Claymore’a Ağladıysan, Clevatess’e Bayılırsın
Claymore zamanında bizlere karanlık anime dünyasının nasıl olması gerektiğini göstermişti. Ama sonu tam bir “Hadi bitirelim de gidelim” havasındaydı. Bu yüzden hep bir eksiklik hissi kaldı içimizde.

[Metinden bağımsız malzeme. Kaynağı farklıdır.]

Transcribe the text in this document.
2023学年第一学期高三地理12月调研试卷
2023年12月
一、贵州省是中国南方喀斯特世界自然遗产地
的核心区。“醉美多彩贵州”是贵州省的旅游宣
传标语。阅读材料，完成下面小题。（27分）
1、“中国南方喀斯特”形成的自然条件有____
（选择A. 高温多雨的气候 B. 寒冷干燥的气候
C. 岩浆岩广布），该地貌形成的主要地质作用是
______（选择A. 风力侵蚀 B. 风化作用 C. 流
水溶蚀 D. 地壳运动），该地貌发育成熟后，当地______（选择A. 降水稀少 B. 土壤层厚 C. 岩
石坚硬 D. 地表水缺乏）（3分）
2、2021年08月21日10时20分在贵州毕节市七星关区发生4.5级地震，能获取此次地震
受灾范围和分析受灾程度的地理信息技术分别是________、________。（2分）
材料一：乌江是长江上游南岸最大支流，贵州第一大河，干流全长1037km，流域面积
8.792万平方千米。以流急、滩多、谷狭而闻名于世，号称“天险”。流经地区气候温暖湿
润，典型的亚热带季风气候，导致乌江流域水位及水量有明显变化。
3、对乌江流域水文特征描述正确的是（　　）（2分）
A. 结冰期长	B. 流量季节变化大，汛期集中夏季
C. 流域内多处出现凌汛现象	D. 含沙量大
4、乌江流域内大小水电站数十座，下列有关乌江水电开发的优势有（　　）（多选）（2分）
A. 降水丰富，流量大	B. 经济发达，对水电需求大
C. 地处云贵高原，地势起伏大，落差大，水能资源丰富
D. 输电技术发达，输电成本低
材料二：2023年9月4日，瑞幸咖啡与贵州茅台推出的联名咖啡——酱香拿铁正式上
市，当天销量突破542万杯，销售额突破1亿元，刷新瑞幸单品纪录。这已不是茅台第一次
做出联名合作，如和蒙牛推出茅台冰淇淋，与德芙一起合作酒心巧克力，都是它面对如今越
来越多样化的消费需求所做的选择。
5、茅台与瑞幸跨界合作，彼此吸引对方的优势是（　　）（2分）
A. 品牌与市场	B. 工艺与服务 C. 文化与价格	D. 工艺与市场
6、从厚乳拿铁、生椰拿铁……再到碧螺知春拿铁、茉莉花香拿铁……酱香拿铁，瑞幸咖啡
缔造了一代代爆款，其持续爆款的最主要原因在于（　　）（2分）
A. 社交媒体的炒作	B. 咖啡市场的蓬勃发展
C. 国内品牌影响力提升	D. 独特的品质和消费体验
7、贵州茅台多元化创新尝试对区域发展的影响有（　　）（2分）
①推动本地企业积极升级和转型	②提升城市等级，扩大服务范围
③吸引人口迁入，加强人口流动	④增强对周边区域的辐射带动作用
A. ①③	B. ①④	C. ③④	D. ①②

İşte o eksikliği tamamlamaya gelen Clevatess, Claymore’un ruhunu taşıyor ama üzerine çok daha fazlasını koyuyor. Eğer hâlâ izlemediysen, hiç vakit kaybetmeden başlamalısın. Çünkü bu anime, “Ben dark fantasy seviyorum ama sadece kılıç sallanmasın, derinliği de olsun” diyenler için biçilmiş kaftan.
Benzeri Anime Önerileri:
-
Claymore
-
Clevatess
-
Garo: The Animation
-
Attack on Titan
-
Vinland Saga
-
Berserk (2016 hariç)
-
Akame ga Kill
-
Dorohedoro
-
Dororo
-
Fate/Zero
-
Black Clover (Dark Triad Arc)
-
Castlevania (Netflix)
Eğer Claymore seni zamanında ağlatmışsa, Clevatess sana şifa olur. Ama bu şifa, pamuk gibi değil; bıçak gibi keskin, tokat gibi gerçek. Ve inan bana, izlerken her bölümde “İşte bu!” diyeceksin.
Tepkiniz Nedir?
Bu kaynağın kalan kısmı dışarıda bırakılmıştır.